You might want to send an e-mail to the technicians at Audio Control or just give them a call. It's a real company with real people to give advice. I talked to a couple of thier engineers on the phone when I was working with Grant setting up some dockside audio repeaters.

As far as I know you would need a scope to measure the pre-amp signal. Even then it might be difficult to isolate the variables so you get a decent measurement. As Grant hinted sometimes your ear is your best meter.

You can overdrive the input audio section of any amp, in fact my ipod's headphone output can overdrive my truck's audio input. You might also just be trading gain for attenuation with amps and preamps. I would expect good performance as long as nothing is below 25% and nothing is over 75% on the dial. One clear sign of an over driven input is raspy distortion at low or medium volume ranges.
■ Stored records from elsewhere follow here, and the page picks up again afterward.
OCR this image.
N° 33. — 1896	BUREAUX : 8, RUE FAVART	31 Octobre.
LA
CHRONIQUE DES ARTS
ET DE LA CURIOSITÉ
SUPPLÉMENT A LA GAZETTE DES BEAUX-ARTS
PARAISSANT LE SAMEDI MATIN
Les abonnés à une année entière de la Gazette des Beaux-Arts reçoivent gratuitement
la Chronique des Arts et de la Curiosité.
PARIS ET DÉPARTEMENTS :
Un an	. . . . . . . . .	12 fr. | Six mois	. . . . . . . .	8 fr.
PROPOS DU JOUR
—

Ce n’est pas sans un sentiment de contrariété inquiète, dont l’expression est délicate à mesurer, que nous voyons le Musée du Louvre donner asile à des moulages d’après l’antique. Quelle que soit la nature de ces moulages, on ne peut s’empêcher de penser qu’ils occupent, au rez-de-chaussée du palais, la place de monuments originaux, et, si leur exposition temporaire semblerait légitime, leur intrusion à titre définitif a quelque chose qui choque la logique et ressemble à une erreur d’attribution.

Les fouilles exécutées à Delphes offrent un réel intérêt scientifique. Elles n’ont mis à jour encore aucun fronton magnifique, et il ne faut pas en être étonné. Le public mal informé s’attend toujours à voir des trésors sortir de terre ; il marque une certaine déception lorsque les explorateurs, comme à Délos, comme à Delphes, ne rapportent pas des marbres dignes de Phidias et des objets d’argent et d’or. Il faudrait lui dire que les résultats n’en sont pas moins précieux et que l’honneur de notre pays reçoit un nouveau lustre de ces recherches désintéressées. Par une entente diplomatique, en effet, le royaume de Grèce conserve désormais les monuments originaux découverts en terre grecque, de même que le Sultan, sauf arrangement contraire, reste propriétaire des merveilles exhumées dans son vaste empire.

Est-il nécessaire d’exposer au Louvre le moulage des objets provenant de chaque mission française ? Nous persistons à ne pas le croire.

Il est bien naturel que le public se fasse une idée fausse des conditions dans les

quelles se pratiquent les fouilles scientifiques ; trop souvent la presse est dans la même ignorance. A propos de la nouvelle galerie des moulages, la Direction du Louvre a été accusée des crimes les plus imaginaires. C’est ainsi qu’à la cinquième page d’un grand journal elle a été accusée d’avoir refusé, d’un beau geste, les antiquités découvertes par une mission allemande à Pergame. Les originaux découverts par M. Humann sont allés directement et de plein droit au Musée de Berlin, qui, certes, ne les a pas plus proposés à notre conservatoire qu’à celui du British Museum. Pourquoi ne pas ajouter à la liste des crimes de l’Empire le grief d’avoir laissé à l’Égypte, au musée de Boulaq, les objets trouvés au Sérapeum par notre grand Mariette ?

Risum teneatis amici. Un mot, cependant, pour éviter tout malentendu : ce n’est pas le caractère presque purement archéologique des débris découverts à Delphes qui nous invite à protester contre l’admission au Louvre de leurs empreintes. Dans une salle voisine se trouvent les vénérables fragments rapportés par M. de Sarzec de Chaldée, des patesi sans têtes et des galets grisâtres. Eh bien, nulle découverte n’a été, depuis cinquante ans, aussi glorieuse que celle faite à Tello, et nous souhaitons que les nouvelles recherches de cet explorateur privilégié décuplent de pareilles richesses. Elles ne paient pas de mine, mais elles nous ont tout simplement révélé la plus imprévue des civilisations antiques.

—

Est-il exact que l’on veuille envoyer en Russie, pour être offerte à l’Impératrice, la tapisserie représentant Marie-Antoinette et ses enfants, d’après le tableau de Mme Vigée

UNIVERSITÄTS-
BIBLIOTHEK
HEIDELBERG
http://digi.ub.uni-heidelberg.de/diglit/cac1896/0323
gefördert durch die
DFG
Put 4 sound engineers in a room with this topic and you are likely to get 4 different opinions (pretty much applies to all engineering issues).

 
By Psyclone (cyclonecj) on Tuesday, March 21, 2006 - 11:18 pm:    Edit Post Delete Post
Mike, opinion #1 :-) If you wanna do it....
It's actually pretty easy to measure the output of your preamp, given that you have or know someone with an o'scope. A cheap one is fine for audio. You can take an old RCA cable, split it in the middle and strip the wires so that you can attach the probe to the hot and the ground lead to the shield of one channel. Make sure they don't touch! Then, play a test CD with a 1khz test tone. Set the scope up to measure the output signal of the head unit, turn up the output until the sine wave starts to flatten out top and bottom (clip) then back it off until it is at the max undistorted output. It is pretty obvious. THen, using the gradient on the scope (or a true RMS voltmeter) measure the size of the AC signal. (.707 * the peak voltage) (1/2 of the signal) is the RMS voltage output before clipping. Once you've found the max undistorted output of your head unit, do the same for the output of the preamp.
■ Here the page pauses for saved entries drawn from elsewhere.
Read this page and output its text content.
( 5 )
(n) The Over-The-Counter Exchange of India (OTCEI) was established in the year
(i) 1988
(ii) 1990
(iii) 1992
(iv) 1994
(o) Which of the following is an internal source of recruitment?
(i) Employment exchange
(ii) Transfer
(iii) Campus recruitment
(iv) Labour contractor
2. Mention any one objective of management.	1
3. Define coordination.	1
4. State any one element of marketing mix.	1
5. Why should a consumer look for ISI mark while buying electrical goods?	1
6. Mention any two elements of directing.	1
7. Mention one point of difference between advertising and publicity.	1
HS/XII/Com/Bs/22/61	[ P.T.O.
I would say that the bigger problem you would have would be matching a high output preamp to multiple amps from different manufacturers, they each are probably designed to handle a slightly different range of preamp input voltage levels. You will have to back down the preamp output until the amp with the lowest voltage handling capability does not clip at it's minimum sensitivity setting, then set the other amps to match. Good reason to use the same amps or ones from the same manufacturer. The "voltage" gradients on the input level pots of most amps are usually not accurate.

I used a six channel preamp so that I have three independent pairs for my three different amps.

Clipping LEDs usually don't flash until the signal is heavily clipped, you will hear it in the speakers before you see the clip light flashing.

Measuring the output signal and clipping of the amps requires BIG dummy loads that will get hot, but that is the only accurate way to see if your amps are clipping. You measure it exactly the same way. If you have a two channel scope, you can have both the input sine wave from the RCA and output sine across the dummy load. On the scope, you can put them right on top of each other, to look for any distortion (output not shaped like input in some way)

Still, use your ears, but if you measure it you have a reference instead of just tweaking until it sounds OK.


 
By Mike Snyder (rem_pss308) on Wednesday, March 22, 2006 - 2:04 am:    Edit Post Delete Post
You can always use speaker-level to preamp-level adapter to hook the wires to the Amp.
 
By jon bassham (texasbear08) on Wednesday, March 22, 2006 - 9:50 pm:    Edit Post Delete Post
I emailed audio control and they said based on the clarion's 1-2V output the three.1 at 75% gain should be putting out 5-6V... So i would assume that will be fine.

If none of the amps are clipping and no noticable distortion... can i assume i am not running to high of pre-amp voltage?

Also, does any one in dfw have an o-scope i could use in exchange for some pulls???